As far as I know, today I have been in the closest proximity to the dumper for the past 6 months. He was at my brother's house and we had to drop my brother off. Yes, they all still hangout together every weekend.
This made me sad instantly despite having had an awesome day until that point. The fact that he hangs out so much with my brother and his family should not bother me, should it? My mum and dad also keeps talking about the dumper (ie. if he wanted to sell some of his furniture,etc). Do they not know that I do not want to talk about him or be reminded of him even for the slightest while? All this talk about the dumper has now left me on the verge of tears. If only we did not live in the same town and if only my family would not ever mention him again, things would be better. Seriously, I was having a fabulous day.
To top it off, tomorrow I have to go back to the old apartment that the dumper and I had shared to pack my stuff. Not a wise choice given my vulnerability this evening.

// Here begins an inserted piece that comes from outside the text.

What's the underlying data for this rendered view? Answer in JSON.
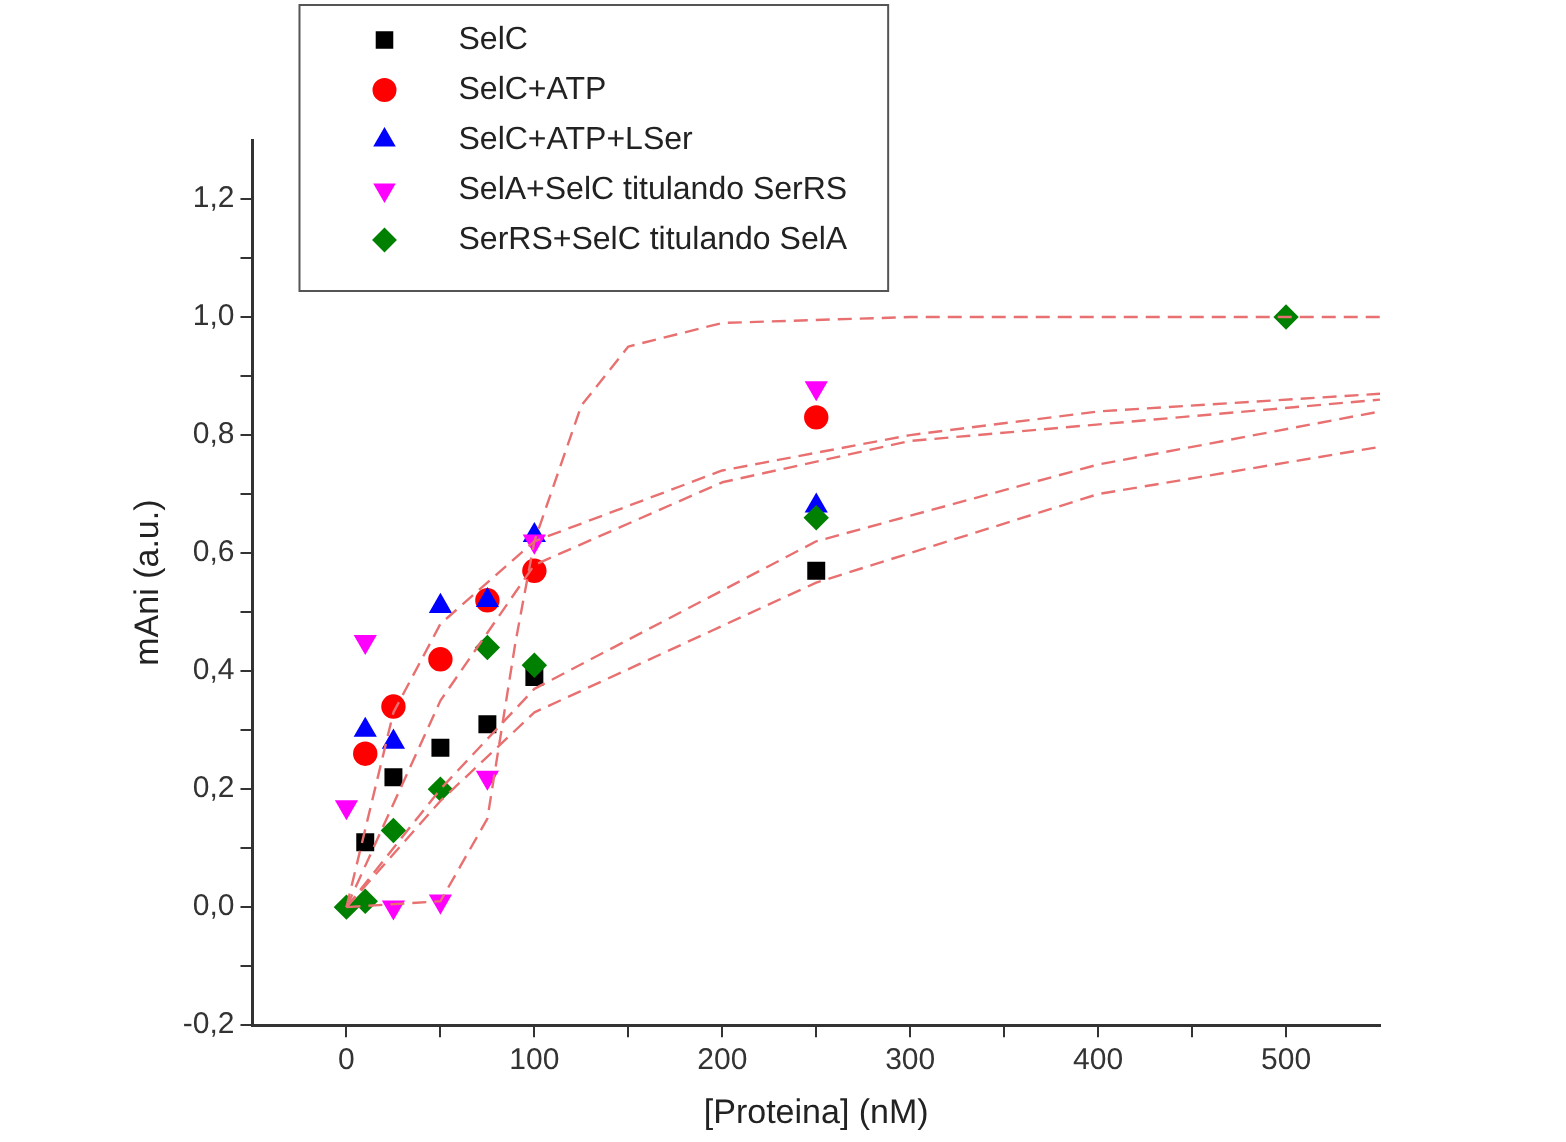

For the past couple of days, I have wondered if rushing off to Vancouver (and outta this town) as soon as school is over would be such a good idea. After all it is the summer and that is the best time to be here. Now I remember why I wanted to leave ASAP. Time to move on and start a new life. It won't be easy but I can do it. I know I can.
One of these days, I will not look at a beautiful sunset and feel overwhelmed by remorse. One of these days, there will only be happiness and appreciation for life without the bittersweet part. One of these days, I will find a place to call home. At this point, I'm pretty certain Vancouver is a good candidate.